I was born in 1939 and my generation grew up with wars and rumors of wars. We were in a battle between Communism and Democracy. The choices were very clear. I was attending UC Berkeley, where the political unrest in the 1960s was just beginning. I was inspired by President Kennedy, and felt that I could do more for my country by serving in the Marine Corps. I applied for OCS but was rejected so I enlisted in the Marine Corps and went to boot camp where I won the American Spirit Medal as the top graduate. This helped me reapply and be accepted for OCS. If I was going to go to war I wanted to be with the best.
How did your experience in a U.S. prison camp for Japanese American citizens during World War II shape your view of American politics/government?
Although internment in a prison camp was hard for my parents, as a child I had plenty of kids to play with and we were all the same. It was after we left the camp to work in the farms in Colorado that I began to experience the bullying and discrimination against Japanese Americans. Often my brother and I were the only Japanese kids in school. I wanted to prove my right to be a U.S. citizen and that was probably why I joined the Marine Corps.

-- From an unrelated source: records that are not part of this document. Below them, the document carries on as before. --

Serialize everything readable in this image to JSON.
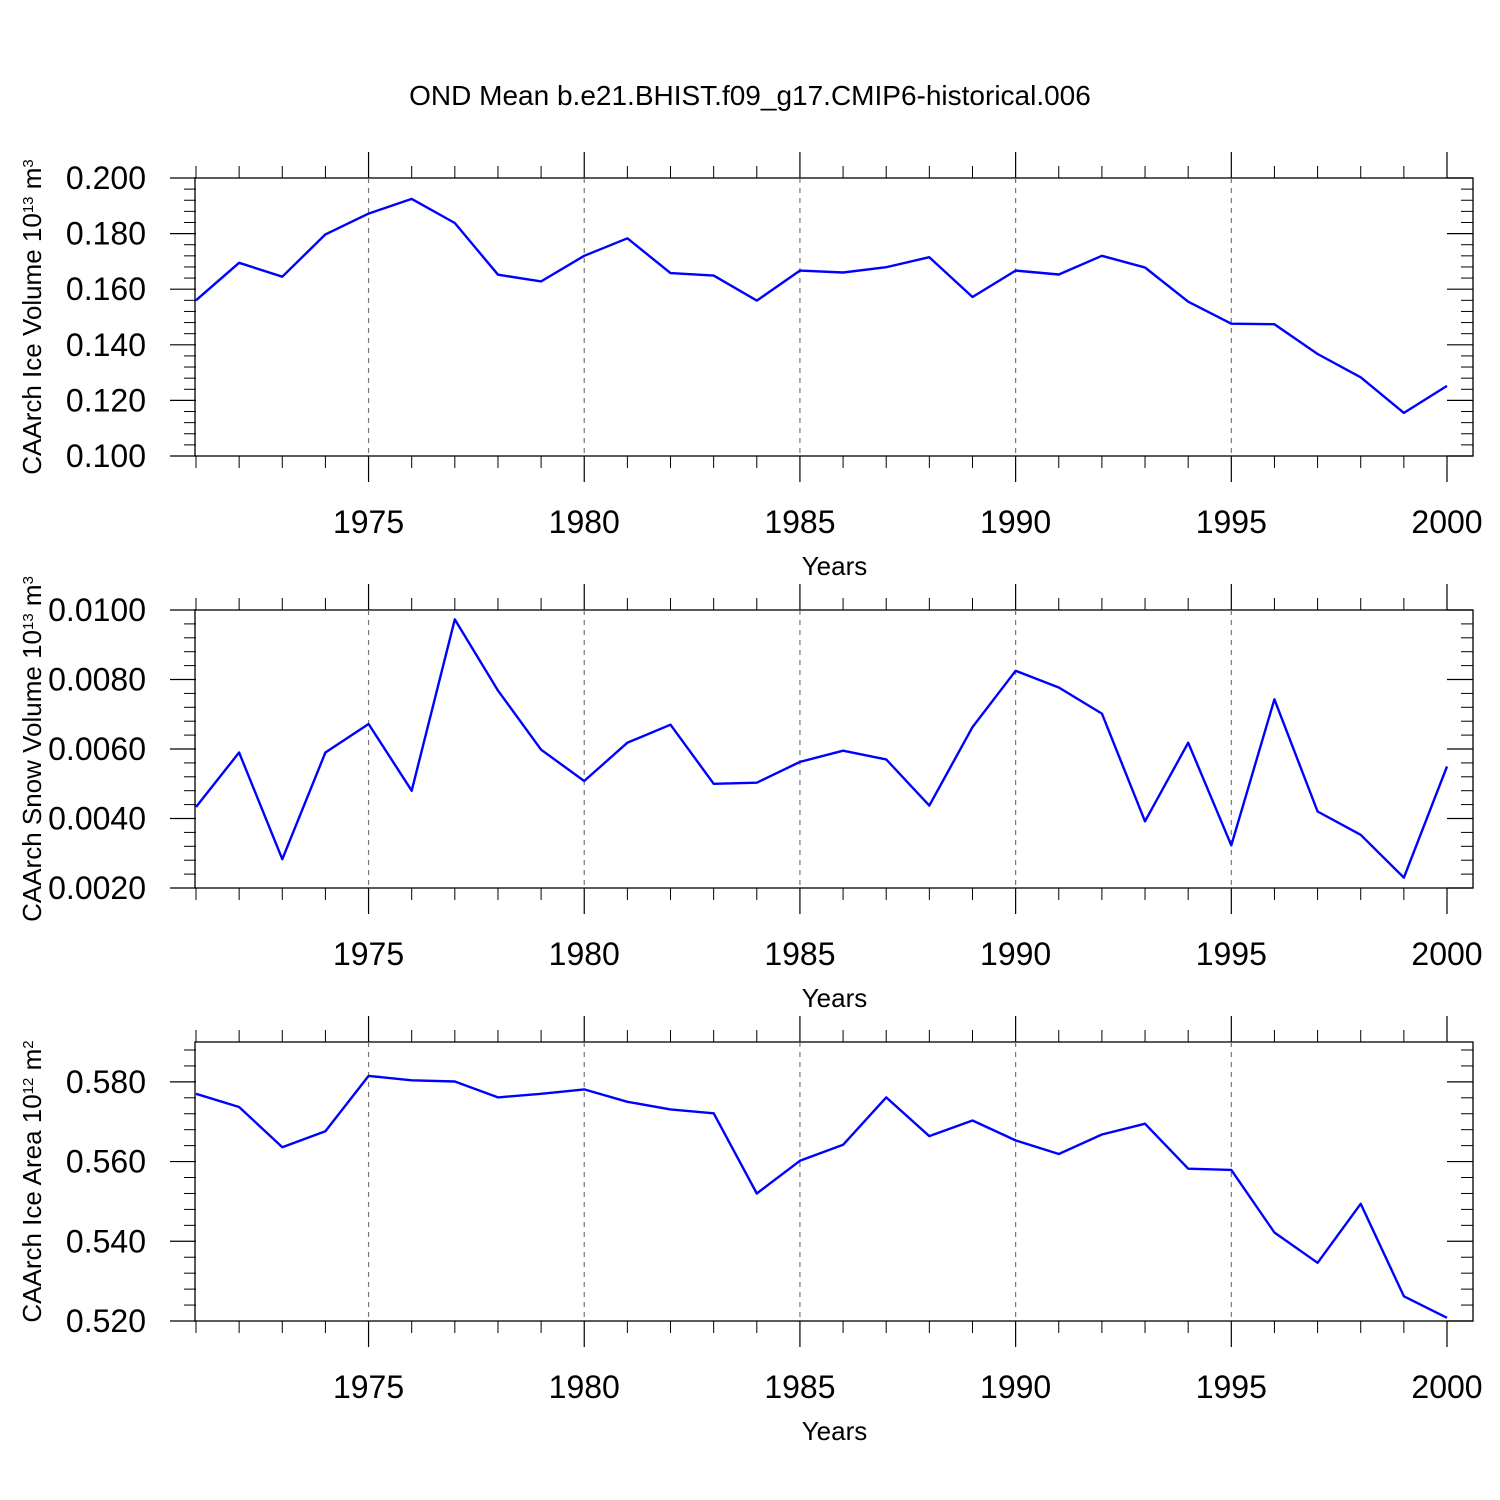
{
  "title": "OND Mean b.e21.BHIST.f09_g17.CMIP6-historical.006",
  "chart_data": [
    {
      "type": "line",
      "xlabel": "Years",
      "ylabel": {
        "main": "CAArch Ice Volume 10",
        "exp": "13",
        "unit": " m",
        "unit_exp": "3"
      },
      "xlim": [
        1971,
        2000
      ],
      "ylim": [
        0.1,
        0.2
      ],
      "xticks": [
        1975,
        1980,
        1985,
        1990,
        1995,
        2000
      ],
      "yticks": [
        0.1,
        0.12,
        0.14,
        0.16,
        0.18,
        0.2
      ],
      "ytick_labels": [
        "0.100",
        "0.120",
        "0.140",
        "0.160",
        "0.180",
        "0.200"
      ],
      "vertical_dashed_grid": true,
      "line_color": "#0000ff",
      "series": [
        {
          "x": [
            1971,
            1972,
            1973,
            1974,
            1975,
            1976,
            1977,
            1978,
            1979,
            1980,
            1981,
            1982,
            1983,
            1984,
            1985,
            1986,
            1987,
            1988,
            1989,
            1990,
            1991,
            1992,
            1993,
            1994,
            1995,
            1996,
            1997,
            1998,
            1999,
            2000
          ],
          "values": [
            0.156,
            0.1695,
            0.1645,
            0.1797,
            0.1872,
            0.1925,
            0.1838,
            0.1652,
            0.1628,
            0.172,
            0.1783,
            0.1658,
            0.1649,
            0.1559,
            0.1667,
            0.166,
            0.1679,
            0.1715,
            0.1572,
            0.1667,
            0.1653,
            0.172,
            0.1678,
            0.1555,
            0.1476,
            0.1474,
            0.1367,
            0.1283,
            0.1155,
            0.1252
          ]
        }
      ]
    },
    {
      "type": "line",
      "xlabel": "Years",
      "ylabel": {
        "main": "CAArch Snow Volume 10",
        "exp": "13",
        "unit": " m",
        "unit_exp": "3"
      },
      "xlim": [
        1971,
        2000
      ],
      "ylim": [
        0.002,
        0.01
      ],
      "xticks": [
        1975,
        1980,
        1985,
        1990,
        1995,
        2000
      ],
      "yticks": [
        0.002,
        0.004,
        0.006,
        0.008,
        0.01
      ],
      "ytick_labels": [
        "0.0020",
        "0.0040",
        "0.0060",
        "0.0080",
        "0.0100"
      ],
      "vertical_dashed_grid": true,
      "line_color": "#0000ff",
      "series": [
        {
          "x": [
            1971,
            1972,
            1973,
            1974,
            1975,
            1976,
            1977,
            1978,
            1979,
            1980,
            1981,
            1982,
            1983,
            1984,
            1985,
            1986,
            1987,
            1988,
            1989,
            1990,
            1991,
            1992,
            1993,
            1994,
            1995,
            1996,
            1997,
            1998,
            1999,
            2000
          ],
          "values": [
            0.00433,
            0.0059,
            0.00283,
            0.0059,
            0.00672,
            0.0048,
            0.00973,
            0.00768,
            0.00598,
            0.00508,
            0.00618,
            0.0067,
            0.005,
            0.00503,
            0.00563,
            0.00595,
            0.0057,
            0.00437,
            0.00663,
            0.00825,
            0.00777,
            0.00702,
            0.00392,
            0.00618,
            0.00323,
            0.00743,
            0.0042,
            0.00353,
            0.0023,
            0.0055
          ]
        }
      ]
    },
    {
      "type": "line",
      "xlabel": "Years",
      "ylabel": {
        "main": "CAArch Ice Area 10",
        "exp": "12",
        "unit": " m",
        "unit_exp": "2"
      },
      "xlim": [
        1971,
        2000
      ],
      "ylim": [
        0.52,
        0.59
      ],
      "xticks": [
        1975,
        1980,
        1985,
        1990,
        1995,
        2000
      ],
      "yticks": [
        0.52,
        0.54,
        0.56,
        0.58
      ],
      "ytick_labels": [
        "0.520",
        "0.540",
        "0.560",
        "0.580"
      ],
      "vertical_dashed_grid": true,
      "line_color": "#0000ff",
      "series": [
        {
          "x": [
            1971,
            1972,
            1973,
            1974,
            1975,
            1976,
            1977,
            1978,
            1979,
            1980,
            1981,
            1982,
            1983,
            1984,
            1985,
            1986,
            1987,
            1988,
            1989,
            1990,
            1991,
            1992,
            1993,
            1994,
            1995,
            1996,
            1997,
            1998,
            1999,
            2000
          ],
          "values": [
            0.577,
            0.5737,
            0.5636,
            0.5676,
            0.5815,
            0.5804,
            0.5801,
            0.5761,
            0.577,
            0.5781,
            0.575,
            0.5731,
            0.5721,
            0.552,
            0.5602,
            0.5642,
            0.5761,
            0.5664,
            0.5703,
            0.5653,
            0.5619,
            0.5668,
            0.5695,
            0.5582,
            0.5579,
            0.5422,
            0.5346,
            0.5494,
            0.5262,
            0.5208
          ]
        }
      ]
    }
  ]
}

It also has given me an intolerance for discrimination of any kind. It was only after we returned to Watsonville where my family had farmed before the war that we found acceptance.
With Veterans Day approaching on Nov. 11, in what way or ways do you recommend people honor those who have served in the U.S. Armed Forces?
Someone once said that the death of one man is a tragedy but the death of a thousand men is a statistic. With so many thousands of men and women who have died in wars, it is hard to visualize them as individuals. In my book I list every man that died in Operation Utah and include a picture of them so that we can look into their youthful faces and the light that was in their eyes. I also tried to add some details about their life. As long as we remember them they will be appreciated and honored. The same with the living veterans. Remember them and appreciate their commitment to service. Encourage them to talk about their experiences.
What else do you do for recreation or livelihood in Morgan Hill?
Until 2020, I was a VP and Chief Technology Officer for Hitachi Vantara. I am currently an Emeritus Chief Technology Officer for Hitachi Vantara, so I still try to keep up with the technology that is influencing this area. I enjoy the small town feel of Morgan Hill and seeing it developing into a vibrant downtown with many good places to eat.
Like many veterans of the Vietnam War, I am suffering from the effects of Agent Orange, and I am grateful for the assistance I receive from the VA. Since my retirement I have been involved in building contacts with the many veterans and families who assisted in the research for my book on Operation Utah. The families and loved ones of the men who were killed received very little information other than the location, “Quang Ngai Provence” and the nature of their death, “hostile enemy fire.” They want to know more, and through my research I have been able to tell them how they died assaulting Hill 50 or attempting to rescue a wounded Marine.
I am also working to obtain award recognition for some of the men whose heroic actions were not recognized during the confusion of battle during Operation Utah.